1890 ghost dance/from Wikipedia

In the early 1890s, military conflicts between the United States and the native populations were largely over, and settled. That doesn’t mean the Indians, mainly situated on reservations by then, were fully accepting of the situation. Around 1890, the teachings of a religious man (then Wovoka, later Jack Wilson) spread through the western tribes. One of its components was a variation on an ancient dance, which came to be known (externally) as the ghost dance. The idea was that if Indians undertook a number of practices and rituals including the dance, white settlement of the west would slow and cease and might reverse, and other good things would come to pass. It didn’t work out. The best-known incident related to the ghost dance activism was the massacre, of 153 Lakota Sioux, at Wounded Knee. Later, the revival effort faded.

This comes up now in metaphor, not involving Indians but rather some of those who displaced them: Significant numbers of western ranchers, whose way of life seems to be, for a variety of reasons, fading.
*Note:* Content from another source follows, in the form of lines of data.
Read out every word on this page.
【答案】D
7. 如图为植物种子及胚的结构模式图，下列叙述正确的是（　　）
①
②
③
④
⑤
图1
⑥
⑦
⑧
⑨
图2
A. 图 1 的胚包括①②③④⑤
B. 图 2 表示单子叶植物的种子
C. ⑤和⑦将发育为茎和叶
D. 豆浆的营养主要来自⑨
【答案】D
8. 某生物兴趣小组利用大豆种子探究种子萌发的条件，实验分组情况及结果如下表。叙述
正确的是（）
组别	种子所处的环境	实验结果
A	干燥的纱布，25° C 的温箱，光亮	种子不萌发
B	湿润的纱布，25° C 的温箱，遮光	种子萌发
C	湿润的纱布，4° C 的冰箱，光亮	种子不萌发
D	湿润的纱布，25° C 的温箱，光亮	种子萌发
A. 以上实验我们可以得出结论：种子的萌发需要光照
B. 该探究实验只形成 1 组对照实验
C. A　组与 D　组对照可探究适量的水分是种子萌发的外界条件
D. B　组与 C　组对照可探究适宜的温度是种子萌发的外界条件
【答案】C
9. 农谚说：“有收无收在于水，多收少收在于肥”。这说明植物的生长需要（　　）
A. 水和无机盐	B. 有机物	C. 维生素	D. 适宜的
The Idaho Statesman‘s Rocky Barker writes that it was used in a reference point to Idaho legislation this year on bighorn sheep. As a metaphor, the ghost dance seems a powerful image for what’s going on in much of the ranching community – notably the family ranching community, which is caught in ever-diminishing circles.

As Barker points out, all ranchers are not the same, and quite a few are adapting creatively and usefully to changing realities. (We know a few of those.) But they’re not the part of the community who are ghost dancing, and of those, we may see more in the next few years.